Muchos de nosotros nos hemos convertido en inquisidores de lo que hacen los demás; de quienes tenemos más o menos cerca y, por supuesto, de quienes son figuras públicas. Opinamos y descalificamos sin ningún respeto e incluso sin tener muchas veces suficiente información como para hacer valoraciones, contribuyendo con ello no sólo a su desprestigio, sino también a calentar el ambiente para que otros, siguiendo nuestros pasos, se sumen a las críticas.
Y nos quedamos tan a gusto. Y no nos remuerde la conciencia, entre otras cosas, porque «despellejar» a otros casi se ha convertido en el deporte nacional: es una práctica tan habitual que la vemos normal e incluso correcta. Es lo que hay.
En mi opinión es importante que tengamos criterio; criterio para tener meridianamente claro qué está bien y qué está mal. Y que siempre nos planteemos si las cosas son correctas o no, sin dejarnos llevar. Porque por el mero hecho de que una práctica esté socialmente aceptada no significa que esté bien. Y si algo no está bien y lo sabemos, no debemos hacerlo; debemos optar, más bien, por ser valientes y saber ir contra corriente, aunque nos cueste más de un disgusto.
En ocasiones nosotros no somos los promotores de las críticas destructivas en torno a alguien, y nos encontramos ahí, sin haberlo buscado, en mitad de la conversación. Lo mismo da si es una conversación presencial o si se trata de una conversación en twitter o vía whatsapp; igual de dañinas pueden ser. En mi opinión, lo ideal en esos casos es tratar de parar las balas. Si no nos es posible, mantenernos al margen suele ser una buena opción.
Cuando nos sorprendamos a nosotros mismos hablando mal de otras personas a sus espaldas también podemos tratar de analizar qué hay detrás de esa crítica nuestra, siendo sinceros con nosotros mismos. ¿Será que nos falta valor para ir contra corriente? ¿Será acaso que en el fondo sentimos envidia de esa persona a la que criticamos? ¿Será …?
¿Qué es lo que sí debemos hacer cuando tenemos claro que otro no se está comportando como debería?

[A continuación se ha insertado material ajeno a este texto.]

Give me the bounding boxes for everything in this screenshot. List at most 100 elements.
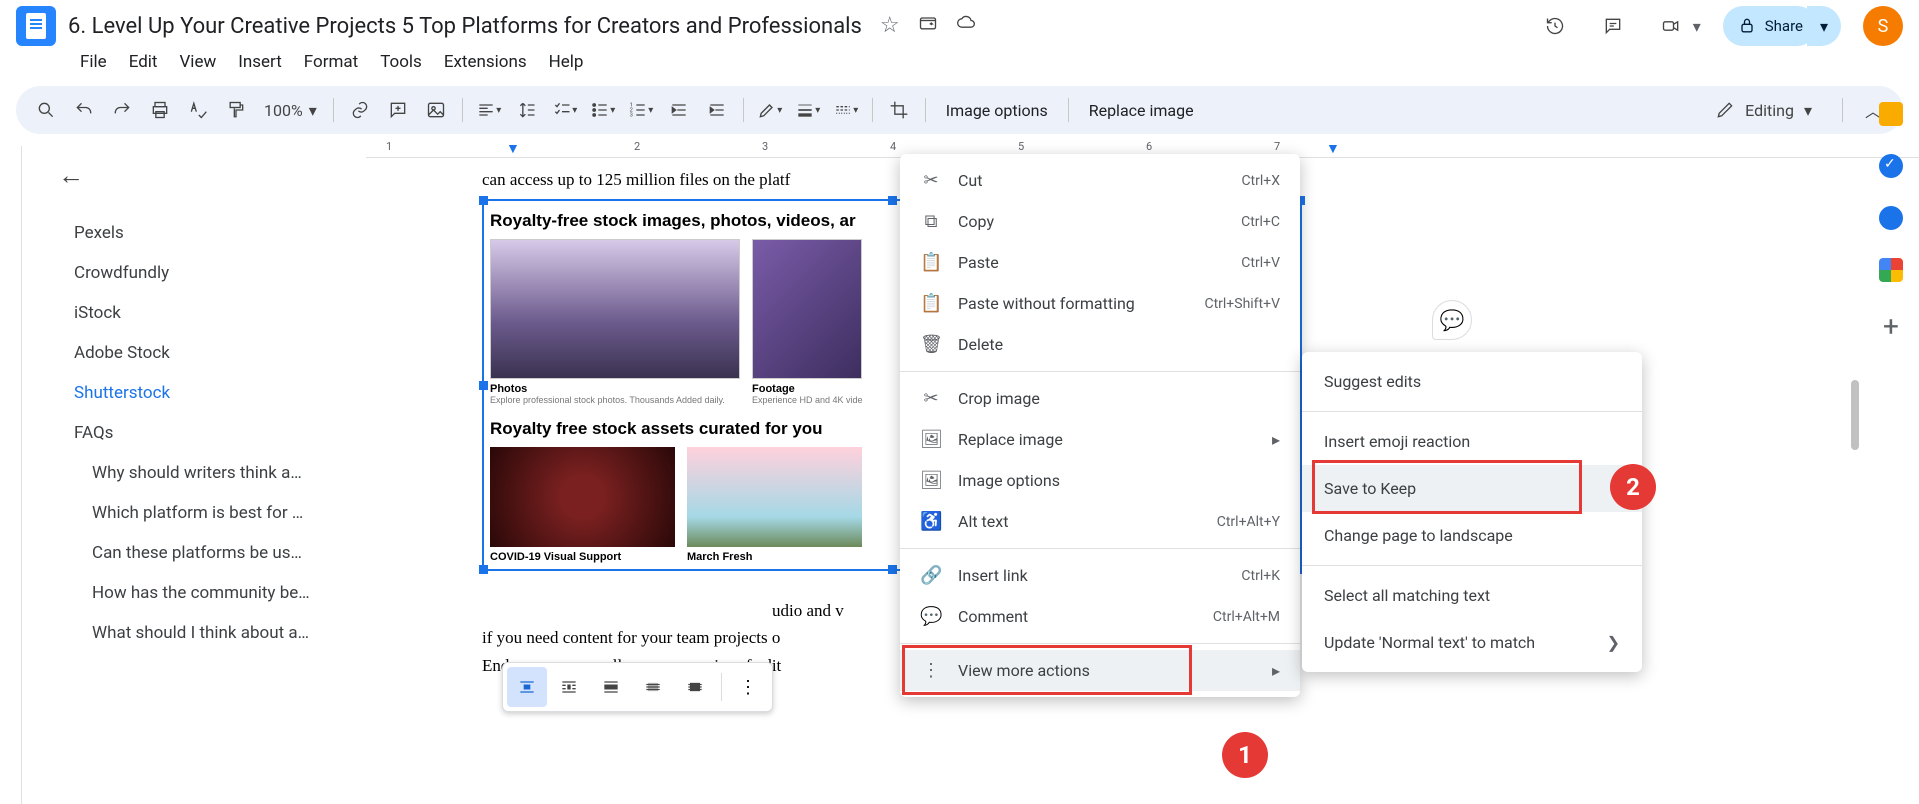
resize-handle[interactable] xyxy=(479,196,488,205)
share-dropdown[interactable]: ▾ xyxy=(1807,6,1841,46)
cm-replace-image[interactable]: 🖼Replace image▸ xyxy=(900,419,1300,460)
outline-item-faqs[interactable]: FAQs xyxy=(58,413,352,453)
share-label: Share xyxy=(1765,17,1803,35)
account-avatar[interactable]: S xyxy=(1863,6,1903,46)
outline-item-shutterstock[interactable]: Shutterstock xyxy=(58,373,352,413)
cm-crop[interactable]: ✂Crop image xyxy=(900,378,1300,419)
history-icon[interactable] xyxy=(1537,8,1573,44)
cm-image-options[interactable]: 🖼Image options xyxy=(900,460,1300,501)
crop-icon[interactable] xyxy=(883,94,915,126)
thumbnail-photos xyxy=(490,239,740,379)
front-text-icon[interactable] xyxy=(675,667,715,707)
editing-mode-button[interactable]: Editing ▾ xyxy=(1699,94,1828,126)
docs-logo[interactable] xyxy=(16,6,56,46)
keep-icon[interactable] xyxy=(1879,102,1903,126)
cm-paste-no-format[interactable]: 📋Paste without formattingCtrl+Shift+V xyxy=(900,283,1300,324)
sm-emoji-reaction[interactable]: Insert emoji reaction xyxy=(1302,418,1642,465)
outline-faq-5[interactable]: What should I think about a… xyxy=(58,613,352,653)
more-options-icon[interactable]: ⋮ xyxy=(728,667,768,707)
border-dash-icon[interactable]: ▾ xyxy=(830,94,862,126)
indent-marker-icon[interactable]: ▼ xyxy=(506,140,520,157)
line-spacing-icon[interactable] xyxy=(511,94,543,126)
star-icon[interactable]: ☆ xyxy=(880,13,900,39)
outline-faq-1[interactable]: Why should writers think a… xyxy=(58,453,352,493)
cm-view-more[interactable]: ⋮View more actions▸ xyxy=(900,650,1300,691)
border-weight-icon[interactable]: ▾ xyxy=(792,94,824,126)
checklist-icon[interactable]: ▾ xyxy=(549,94,581,126)
outline-item-istock[interactable]: iStock xyxy=(58,293,352,333)
outline-item-pexels[interactable]: Pexels xyxy=(58,213,352,253)
print-icon[interactable] xyxy=(144,94,176,126)
outline-faq-4[interactable]: How has the community be… xyxy=(58,573,352,613)
spellcheck-icon[interactable] xyxy=(182,94,214,126)
insert-image-icon[interactable] xyxy=(420,94,452,126)
cm-paste[interactable]: 📋PasteCtrl+V xyxy=(900,242,1300,283)
document-title[interactable]: 6. Level Up Your Creative Projects 5 Top… xyxy=(68,14,862,39)
align-icon[interactable]: ▾ xyxy=(473,94,505,126)
meet-icon[interactable] xyxy=(1653,8,1689,44)
resize-handle[interactable] xyxy=(888,565,897,574)
menu-view[interactable]: View xyxy=(171,48,224,76)
outline-item-adobe-stock[interactable]: Adobe Stock xyxy=(58,333,352,373)
increase-indent-icon[interactable] xyxy=(701,94,733,126)
sm-select-matching[interactable]: Select all matching text xyxy=(1302,572,1642,619)
menu-format[interactable]: Format xyxy=(296,48,366,76)
insert-link-icon[interactable] xyxy=(344,94,376,126)
wrap-text-icon[interactable] xyxy=(549,667,589,707)
outline-faq-3[interactable]: Can these platforms be us… xyxy=(58,533,352,573)
menu-edit[interactable]: Edit xyxy=(121,48,166,76)
menu-tools[interactable]: Tools xyxy=(372,48,430,76)
share-button[interactable]: Share xyxy=(1723,6,1817,46)
replace-image-button[interactable]: Replace image xyxy=(1079,101,1204,120)
inline-icon[interactable] xyxy=(507,667,547,707)
behind-text-icon[interactable] xyxy=(633,667,673,707)
outline-faq-2[interactable]: Which platform is best for … xyxy=(58,493,352,533)
zoom-dropdown[interactable]: 100%▾ xyxy=(258,101,323,120)
resize-handle[interactable] xyxy=(479,565,488,574)
menu-file[interactable]: File xyxy=(72,48,115,76)
sm-save-to-keep[interactable]: Save to Keep xyxy=(1302,465,1642,512)
outline-back-icon[interactable]: ← xyxy=(58,160,352,191)
scrollbar-thumb[interactable] xyxy=(1851,380,1859,450)
menu-extensions[interactable]: Extensions xyxy=(436,48,535,76)
menu-help[interactable]: Help xyxy=(541,48,592,76)
submenu-more-actions: Suggest edits Insert emoji reaction Save… xyxy=(1302,352,1642,672)
undo-icon[interactable] xyxy=(68,94,100,126)
tasks-icon[interactable] xyxy=(1879,154,1903,178)
break-text-icon[interactable] xyxy=(591,667,631,707)
outline-item-crowdfundly[interactable]: Crowdfundly xyxy=(58,253,352,293)
cm-alt-text[interactable]: ♿Alt textCtrl+Alt+Y xyxy=(900,501,1300,542)
sm-update-normal[interactable]: Update 'Normal text' to match❯ xyxy=(1302,619,1642,666)
numbered-list-icon[interactable]: 123▾ xyxy=(625,94,657,126)
maps-icon[interactable] xyxy=(1879,258,1903,282)
image-position-toolbar: ⋮ xyxy=(502,662,773,712)
border-color-icon[interactable]: ▾ xyxy=(754,94,786,126)
cm-delete[interactable]: 🗑Delete xyxy=(900,324,1300,365)
comments-icon[interactable] xyxy=(1595,8,1631,44)
cm-insert-link[interactable]: 🔗Insert linkCtrl+K xyxy=(900,555,1300,596)
cm-copy[interactable]: ⧉CopyCtrl+C xyxy=(900,201,1300,242)
decrease-indent-icon[interactable] xyxy=(663,94,695,126)
sm-change-landscape[interactable]: Change page to landscape xyxy=(1302,512,1642,559)
cm-comment[interactable]: 💬CommentCtrl+Alt+M xyxy=(900,596,1300,637)
contacts-icon[interactable] xyxy=(1879,206,1903,230)
meet-dropdown-icon[interactable]: ▾ xyxy=(1693,17,1701,36)
hruler-tick: 1 xyxy=(386,140,392,153)
image-options-button[interactable]: Image options xyxy=(936,101,1058,120)
cm-cut[interactable]: ✂CutCtrl+X xyxy=(900,160,1300,201)
add-comment-bubble[interactable]: 💬 xyxy=(1432,300,1472,340)
sm-suggest-edits[interactable]: Suggest edits xyxy=(1302,358,1642,405)
menu-insert[interactable]: Insert xyxy=(230,48,290,76)
redo-icon[interactable] xyxy=(106,94,138,126)
paint-format-icon[interactable] xyxy=(220,94,252,126)
bulleted-list-icon[interactable]: ▾ xyxy=(587,94,619,126)
resize-handle[interactable] xyxy=(888,196,897,205)
search-icon[interactable] xyxy=(30,94,62,126)
indent-marker-right-icon[interactable]: ▼ xyxy=(1326,140,1340,157)
add-addon-icon[interactable]: + xyxy=(1883,310,1899,343)
move-icon[interactable] xyxy=(918,13,938,39)
resize-handle[interactable] xyxy=(479,381,488,390)
add-comment-icon[interactable] xyxy=(382,94,414,126)
toolbar: 100%▾ ▾ ▾ ▾ 123▾ ▾ ▾ ▾ Image options Rep… xyxy=(16,86,1903,134)
cloud-status-icon[interactable] xyxy=(956,13,976,39)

En mi opinión, hay tres recetas de andar por casa, muy prácticas, que nunca fallan:
La primera es que todo aquello que tengamos que decir de otra persona debemos hablarlo siempre que sea posible, en primer lugar, con esa persona. Frente a frente. Y, si puede ser, a solas.
Las críticas, para ser buenas, deben ser constructivas, deben ser hechas desde el respeto y deben también ser hechas con la voluntad de ayudar al otro a mejorar. Su contenido, de primeras, puede hacer daño o molestar a quien lo recibe. Pero es algo bueno para él. Buenísimo. Porque puede ayudarlo a crecer si sabe hacer un buen uso de ellas.
La segunda receta, relacionada con la primera, es no hacer nunca ningún comentario por detrás de una persona que no nos atreveríamos a decirle a cara descubierta; que es muy fácil envalentonarse a las espaldas de los demás: y ya si aprovechamos el anonimato de grupos o de las redes sociales, ahí ya sí que somos capaces de crecernos casi sin límites.
La tercera receta es del Evangelio. Es un «comodín» que vale prácticamente para todo y nunca, nunca, nunca falla: «Todo lo que queráis que haga la gente con vosotros, hacedlo vosotros con ella; pues esta es la Ley y los Profetas». (Evangelio Mateo 7, 12). Así de simple. Así de práctica. Así de profunda. Porque esa aparente sencillez encierra una invitación a que miremos por los demás como si de nosotros mismos se tratara, a que hagamos de sus problemas los nuestros y de sus alegrías, también las nuestras.